There's no reason to stick to one argument, though. We can fix an integer $n \ge 2$ and look for invariant functions $f: (\mathbb{R}^d)^n \to \mathbb{R}$ such that $f(Rx_1,\dotsc, R x_n) = f(x_1,\dotsc, x_n)$ for all $x_1,\dotsc,x_n \in \mathbb{R}^d$ and $R \in O(d)$. Here the algebra gets a bit more involved. For instance, if we want all polynomial functions satisfying this, then the classification of such functions is provided by the fundamental theorem of the orthogonal group, which says that all such polynomials are generated by the $n^2$ inner-products $(x_i,x_j)$ for $1\le i,j \le n$. If we allow for the more general case and drop the requirement that $f$ be polynomial, then the fact that we have more than one argument seems to preclude using an argument as simple as the one above: $$ f(x_1,\dotsc,x_n) = f(R \vert x_1 \vert u, R R^{-1} x_2, \dotsc, R R^{-1} x_n) = f( \vert x_1 \vert u, R^{-1} x_2, \dotsc, R^{-1} x_n), $$ but then I'm not sure how to deal with the last term as it doesn't seem to have any good invariant properties to exploit. I would guess, though, that the general form should be a function of just the $n^2$ inner-products.

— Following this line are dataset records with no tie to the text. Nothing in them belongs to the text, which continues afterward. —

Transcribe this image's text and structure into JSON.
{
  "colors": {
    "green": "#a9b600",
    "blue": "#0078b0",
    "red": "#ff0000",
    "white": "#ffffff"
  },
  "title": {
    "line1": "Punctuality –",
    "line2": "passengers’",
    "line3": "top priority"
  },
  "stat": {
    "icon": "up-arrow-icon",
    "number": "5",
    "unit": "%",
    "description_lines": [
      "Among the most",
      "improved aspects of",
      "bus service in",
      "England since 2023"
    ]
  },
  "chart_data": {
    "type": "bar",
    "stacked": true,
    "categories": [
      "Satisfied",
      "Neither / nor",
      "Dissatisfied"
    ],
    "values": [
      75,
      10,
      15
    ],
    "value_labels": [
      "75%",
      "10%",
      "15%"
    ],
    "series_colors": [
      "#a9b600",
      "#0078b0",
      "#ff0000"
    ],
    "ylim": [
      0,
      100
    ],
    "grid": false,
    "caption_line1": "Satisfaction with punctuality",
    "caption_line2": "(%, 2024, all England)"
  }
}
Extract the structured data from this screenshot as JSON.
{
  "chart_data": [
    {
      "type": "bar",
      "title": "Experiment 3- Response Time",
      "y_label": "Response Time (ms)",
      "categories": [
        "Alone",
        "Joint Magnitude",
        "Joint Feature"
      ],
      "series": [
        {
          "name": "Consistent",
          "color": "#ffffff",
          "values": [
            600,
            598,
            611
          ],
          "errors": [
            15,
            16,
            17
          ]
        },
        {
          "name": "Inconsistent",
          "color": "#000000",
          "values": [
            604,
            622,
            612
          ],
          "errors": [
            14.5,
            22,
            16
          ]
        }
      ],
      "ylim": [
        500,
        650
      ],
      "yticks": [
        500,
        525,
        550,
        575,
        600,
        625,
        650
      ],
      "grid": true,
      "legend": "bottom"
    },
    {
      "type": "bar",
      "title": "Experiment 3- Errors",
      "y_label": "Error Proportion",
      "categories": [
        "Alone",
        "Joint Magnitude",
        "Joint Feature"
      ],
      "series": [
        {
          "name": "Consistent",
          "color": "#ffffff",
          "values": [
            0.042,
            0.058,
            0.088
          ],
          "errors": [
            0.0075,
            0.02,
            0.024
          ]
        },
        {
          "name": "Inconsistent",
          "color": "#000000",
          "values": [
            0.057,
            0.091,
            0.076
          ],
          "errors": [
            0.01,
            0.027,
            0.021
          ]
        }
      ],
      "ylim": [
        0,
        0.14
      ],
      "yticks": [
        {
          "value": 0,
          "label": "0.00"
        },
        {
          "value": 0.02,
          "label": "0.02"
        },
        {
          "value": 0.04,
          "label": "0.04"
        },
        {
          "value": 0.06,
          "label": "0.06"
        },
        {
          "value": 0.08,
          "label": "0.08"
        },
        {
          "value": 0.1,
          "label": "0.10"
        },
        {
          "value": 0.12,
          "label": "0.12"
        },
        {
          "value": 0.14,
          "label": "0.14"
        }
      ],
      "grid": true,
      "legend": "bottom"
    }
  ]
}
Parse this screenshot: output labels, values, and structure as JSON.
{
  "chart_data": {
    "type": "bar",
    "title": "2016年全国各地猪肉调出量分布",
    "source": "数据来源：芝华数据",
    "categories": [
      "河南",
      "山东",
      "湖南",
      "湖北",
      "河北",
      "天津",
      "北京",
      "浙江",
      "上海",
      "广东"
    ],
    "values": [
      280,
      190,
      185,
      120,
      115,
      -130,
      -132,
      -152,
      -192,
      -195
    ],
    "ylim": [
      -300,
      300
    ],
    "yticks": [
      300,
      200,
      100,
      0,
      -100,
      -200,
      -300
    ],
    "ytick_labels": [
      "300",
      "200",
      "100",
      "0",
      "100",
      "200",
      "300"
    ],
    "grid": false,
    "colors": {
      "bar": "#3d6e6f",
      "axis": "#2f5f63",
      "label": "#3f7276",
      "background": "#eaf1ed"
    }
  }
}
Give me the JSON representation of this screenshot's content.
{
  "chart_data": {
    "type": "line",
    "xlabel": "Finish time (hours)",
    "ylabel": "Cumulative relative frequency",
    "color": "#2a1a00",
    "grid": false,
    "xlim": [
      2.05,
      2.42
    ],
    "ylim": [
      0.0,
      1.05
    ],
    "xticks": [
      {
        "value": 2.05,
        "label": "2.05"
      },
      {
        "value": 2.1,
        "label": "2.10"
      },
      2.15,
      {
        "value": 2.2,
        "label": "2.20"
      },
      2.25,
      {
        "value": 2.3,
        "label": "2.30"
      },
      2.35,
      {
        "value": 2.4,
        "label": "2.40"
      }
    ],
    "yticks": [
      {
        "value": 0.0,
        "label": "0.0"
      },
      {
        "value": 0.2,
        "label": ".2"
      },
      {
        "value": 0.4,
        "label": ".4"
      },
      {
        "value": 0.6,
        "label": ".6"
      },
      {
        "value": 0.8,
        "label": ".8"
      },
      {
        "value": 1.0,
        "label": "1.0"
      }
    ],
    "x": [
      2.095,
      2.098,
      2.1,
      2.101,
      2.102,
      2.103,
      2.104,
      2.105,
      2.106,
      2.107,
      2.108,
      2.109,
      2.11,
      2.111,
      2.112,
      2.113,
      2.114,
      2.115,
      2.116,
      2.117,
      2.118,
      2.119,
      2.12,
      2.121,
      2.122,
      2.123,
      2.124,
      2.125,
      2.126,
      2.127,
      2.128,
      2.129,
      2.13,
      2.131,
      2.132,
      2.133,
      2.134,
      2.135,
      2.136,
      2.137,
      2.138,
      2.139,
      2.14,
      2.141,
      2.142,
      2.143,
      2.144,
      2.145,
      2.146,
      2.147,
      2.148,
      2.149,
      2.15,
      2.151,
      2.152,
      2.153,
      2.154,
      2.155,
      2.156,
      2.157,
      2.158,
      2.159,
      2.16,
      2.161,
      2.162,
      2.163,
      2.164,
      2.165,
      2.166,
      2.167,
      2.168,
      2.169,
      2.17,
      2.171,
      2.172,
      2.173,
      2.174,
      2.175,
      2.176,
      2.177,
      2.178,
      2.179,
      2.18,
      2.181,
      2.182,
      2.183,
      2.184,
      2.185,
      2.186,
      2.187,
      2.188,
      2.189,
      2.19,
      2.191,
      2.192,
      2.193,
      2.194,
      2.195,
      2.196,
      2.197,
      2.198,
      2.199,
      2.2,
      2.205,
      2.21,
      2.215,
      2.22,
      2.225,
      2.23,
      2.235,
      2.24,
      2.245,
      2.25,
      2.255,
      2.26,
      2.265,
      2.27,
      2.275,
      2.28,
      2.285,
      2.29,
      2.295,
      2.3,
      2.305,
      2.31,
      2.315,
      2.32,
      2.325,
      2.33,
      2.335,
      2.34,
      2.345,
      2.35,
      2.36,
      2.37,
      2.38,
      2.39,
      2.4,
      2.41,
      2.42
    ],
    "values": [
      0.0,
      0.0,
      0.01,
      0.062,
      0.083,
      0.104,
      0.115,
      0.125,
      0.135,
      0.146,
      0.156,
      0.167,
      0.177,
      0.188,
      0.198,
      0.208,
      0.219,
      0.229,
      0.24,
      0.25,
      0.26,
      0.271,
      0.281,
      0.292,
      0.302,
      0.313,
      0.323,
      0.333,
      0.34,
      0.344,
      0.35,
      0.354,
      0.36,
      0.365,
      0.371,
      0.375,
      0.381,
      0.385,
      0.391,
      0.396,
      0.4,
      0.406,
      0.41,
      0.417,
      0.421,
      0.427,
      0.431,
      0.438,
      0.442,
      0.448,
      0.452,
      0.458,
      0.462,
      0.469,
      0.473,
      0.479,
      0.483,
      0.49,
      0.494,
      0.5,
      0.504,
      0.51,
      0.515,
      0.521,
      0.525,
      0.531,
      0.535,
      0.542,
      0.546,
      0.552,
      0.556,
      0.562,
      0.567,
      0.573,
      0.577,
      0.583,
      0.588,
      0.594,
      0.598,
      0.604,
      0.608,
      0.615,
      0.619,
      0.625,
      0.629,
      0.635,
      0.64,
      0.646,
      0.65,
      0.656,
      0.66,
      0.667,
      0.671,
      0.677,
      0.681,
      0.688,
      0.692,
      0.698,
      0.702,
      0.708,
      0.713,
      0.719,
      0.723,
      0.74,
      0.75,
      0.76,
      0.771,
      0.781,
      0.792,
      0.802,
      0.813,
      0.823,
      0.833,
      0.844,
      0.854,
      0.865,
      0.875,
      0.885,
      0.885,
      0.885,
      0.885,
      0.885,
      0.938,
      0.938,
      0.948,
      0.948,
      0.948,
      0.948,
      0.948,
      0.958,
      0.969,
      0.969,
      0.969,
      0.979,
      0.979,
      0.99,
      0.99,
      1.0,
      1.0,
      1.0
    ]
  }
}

My real question, though, is about what happens when we examine the multi-variate version for the equivariant problem. Can we classify all equivariant functions $f: (\mathbb{R}^d)^n \to \mathbb{R}^d$ such that $f(Rx_1,\dotsc, R x_n) = R f(x_1,\dotsc, x_n)$ for all $x_1,\dotsc,x_n \in \mathbb{R}^d$ and $R \in O(d)$? I'm perfectly happy here with arbitrary functions, i.e. they don't need to be of polynomial type, and I would guess this makes the classification less of an algebraic mess. Such functions certainly exists. For instance, $$ f(x_1,\dotsc,x_n) = \sum_{i=1}^n \varphi_i((x_1,x_1),(x_1,x_2),\dotsc,(x_n,x_n)) x_i $$ does the trick, i.e. we can take linear combinations of scalar functions of the $n^2$ inner-products multiplied by the vectors in the tuple. Perhaps a version of the fundamental theorem is known for such equivariant maps, but I was unable to find it. Any assistance in either the general classification or finding the appropriate reference would be greatly appreciated.